La déclaration de la bénévole des « Restos du Cœur », qui a été visionnée plus de cinq millions de fois, a suscité le mécontentement de l’association au sein de laquelle elle travaillait en tant que bénévole et l’a donc chassé. La raison de ce mécontentement ? Elle a déclaré qu’elle votait pour Marine Le Pen.
Colombe, devenue célèbre après son intervention lors d’un meeting de Marine Le Pen, le 1er mai dernier, fait face aux conséquences de ses déclarations publiques. Selon le quotidien français « Le Figaro », elle se voit interdire l’exercice de son rôle de bénévole aux « Restos du cœur » à Perpignan, sa ville de résidence. L’histoire de cette électrice du Rassemblement National avait ému même des sympathisants de gauche, suite à la diffusion, sur la première chaîne télévisée française,TF1, d’une vidéo dans laquelle elle expliquait les raisons de son soutien au RN. La vidéo est devenue virale, cumulant plus de cinq millions de vues sur les réseaux sociaux.
« On est arrivé dans un monde fou, il faut qu’on trouve des solutions. On a du mal à vivre, on ne peut pas payer les factures, on a les huissiers, les menaces (…) Il n’y a pas de travail, pas d’usine », avait raconté, les larmes aux yeux, cette bénéficiaire du RSA âgée de 60 ans à la recherche d’un emploi. « Je ne trouve pas de travail, mais je suis bénévole aux Restos du cœur et j’aide les gens de la rue », confiait-elle au journaliste Paul Larrouturou.«. Quand certains jours la bataille politique nous paraitra difficile, il suffira de penser à Colombe », a affirmé Marine Le Pen, tandis que le RN relayait sur les réseaux sociaux le témoignage de son électrice. « Elle nous rappellera toujours pour quoi et pour qui nous nous battons », a souligné l’ex-candidate à la présidentielle française.
Bien que la classe politique se soit fortement intéressée au cas de Colombe, « les Restos du cœur » ont exprimé leur désapprobation à l’égard des déclarations de la sexagénaire.

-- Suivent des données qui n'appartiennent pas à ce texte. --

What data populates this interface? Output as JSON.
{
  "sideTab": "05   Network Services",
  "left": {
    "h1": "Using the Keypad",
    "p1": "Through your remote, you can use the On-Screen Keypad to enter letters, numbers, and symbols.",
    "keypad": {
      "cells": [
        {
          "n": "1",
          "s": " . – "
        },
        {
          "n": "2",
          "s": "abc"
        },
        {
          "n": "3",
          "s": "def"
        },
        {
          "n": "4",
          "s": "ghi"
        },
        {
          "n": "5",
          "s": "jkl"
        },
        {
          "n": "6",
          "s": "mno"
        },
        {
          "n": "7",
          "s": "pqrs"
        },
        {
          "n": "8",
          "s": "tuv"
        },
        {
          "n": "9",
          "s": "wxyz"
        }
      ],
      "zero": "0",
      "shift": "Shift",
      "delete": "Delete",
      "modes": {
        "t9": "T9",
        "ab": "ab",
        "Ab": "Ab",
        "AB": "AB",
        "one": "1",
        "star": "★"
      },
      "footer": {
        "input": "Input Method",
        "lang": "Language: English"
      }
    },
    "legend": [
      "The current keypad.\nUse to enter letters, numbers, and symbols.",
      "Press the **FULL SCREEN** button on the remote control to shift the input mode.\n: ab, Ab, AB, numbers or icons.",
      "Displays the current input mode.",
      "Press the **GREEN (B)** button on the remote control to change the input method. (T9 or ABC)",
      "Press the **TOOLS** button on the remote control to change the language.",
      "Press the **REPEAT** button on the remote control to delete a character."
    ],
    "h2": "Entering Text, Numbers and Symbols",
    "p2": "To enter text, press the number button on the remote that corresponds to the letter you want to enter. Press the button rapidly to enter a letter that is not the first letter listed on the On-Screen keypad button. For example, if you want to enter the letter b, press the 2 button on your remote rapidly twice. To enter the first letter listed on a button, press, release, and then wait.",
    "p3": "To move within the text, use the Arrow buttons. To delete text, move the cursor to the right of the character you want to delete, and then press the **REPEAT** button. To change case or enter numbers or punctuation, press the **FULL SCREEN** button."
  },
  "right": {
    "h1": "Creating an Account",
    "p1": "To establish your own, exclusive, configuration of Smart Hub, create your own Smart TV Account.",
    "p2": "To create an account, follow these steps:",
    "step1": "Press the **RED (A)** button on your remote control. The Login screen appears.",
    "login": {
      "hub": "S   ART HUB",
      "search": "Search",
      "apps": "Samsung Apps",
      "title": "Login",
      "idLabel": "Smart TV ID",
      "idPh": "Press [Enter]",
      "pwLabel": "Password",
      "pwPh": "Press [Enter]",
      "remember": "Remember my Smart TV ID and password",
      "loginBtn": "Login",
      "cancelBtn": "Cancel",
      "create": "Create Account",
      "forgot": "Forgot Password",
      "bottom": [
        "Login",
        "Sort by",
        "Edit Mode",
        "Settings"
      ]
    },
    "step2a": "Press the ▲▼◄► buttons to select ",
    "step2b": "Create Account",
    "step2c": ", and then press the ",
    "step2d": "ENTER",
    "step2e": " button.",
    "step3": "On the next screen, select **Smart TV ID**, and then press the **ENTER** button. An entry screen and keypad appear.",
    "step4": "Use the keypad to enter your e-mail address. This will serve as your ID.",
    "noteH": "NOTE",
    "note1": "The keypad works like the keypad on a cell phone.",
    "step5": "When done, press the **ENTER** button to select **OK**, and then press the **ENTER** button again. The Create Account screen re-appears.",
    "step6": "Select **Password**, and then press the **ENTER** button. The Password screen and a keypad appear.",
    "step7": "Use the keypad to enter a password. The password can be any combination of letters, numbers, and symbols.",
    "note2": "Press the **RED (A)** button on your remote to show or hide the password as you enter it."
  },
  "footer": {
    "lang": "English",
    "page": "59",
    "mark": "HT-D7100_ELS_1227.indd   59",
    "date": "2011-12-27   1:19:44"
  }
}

Yves Mérillon, porte-parole national de l’organisation, a mis en avant l’importance de la neutralité politique.« On lui a rappelé un principe qui n’est pas négociable, c’est la neutralité politique. On le rappelle d’ailleurs à nos bénévoles quand ils sont candidats à des élections, ils n’ont pas le droit de faire état de leur bénévolat. On n’a pas l’intention de se faire instrumentaliser par qui que ce soit», a-t-il expliqué à nos confrères, même si le témoignage de Colombe était spontané et qu’elle n’est pas candidate aux élections de juin.
Selon la direction à Paris, c’est Colombe elle-même, l’adhérente concernée, qui aurait pris la décision de se retirer, comme le mentionnerait une lettre non consultable à la suite des avertissements qui lui ont été adressés. Cependant, une source locale affirme que l’habitante de Perpignan a été brusquement évincée. Un malaise est palpable sur le terrain. « Je ne suis pas habilitée à répondre », a esquivé Béatrice Pansa, la responsable départementale de l’association dans les Pyrénées-Orientales.
La direction nationale des « Restos du cœur », soucieuse d’éviter toute médiatisation excessive, qualifie l’incident de « question interne ». « La personne concernée a choisi de démissionner après ne pas avoir apprécié les remarques qui lui ont été adressées. Pour nous, l’affaire est close », déclare-t-on, malgré la longue période de service de l’intéressée. La direction nationale des « Restos du cœur », craignant de « faire le buzz », se contente de déclarer que « c’est une affaire interne ».
Des élus du Rassemblement National ont déjà réagi. « C’est pitoyable, c’est ignoble, c’est infâme. J’étudierai toutes les suites judiciaires adéquates qui seront possibles. Vous êtes la honte de cette société », a dénoncé la députée Laure Lavalette sur « X ».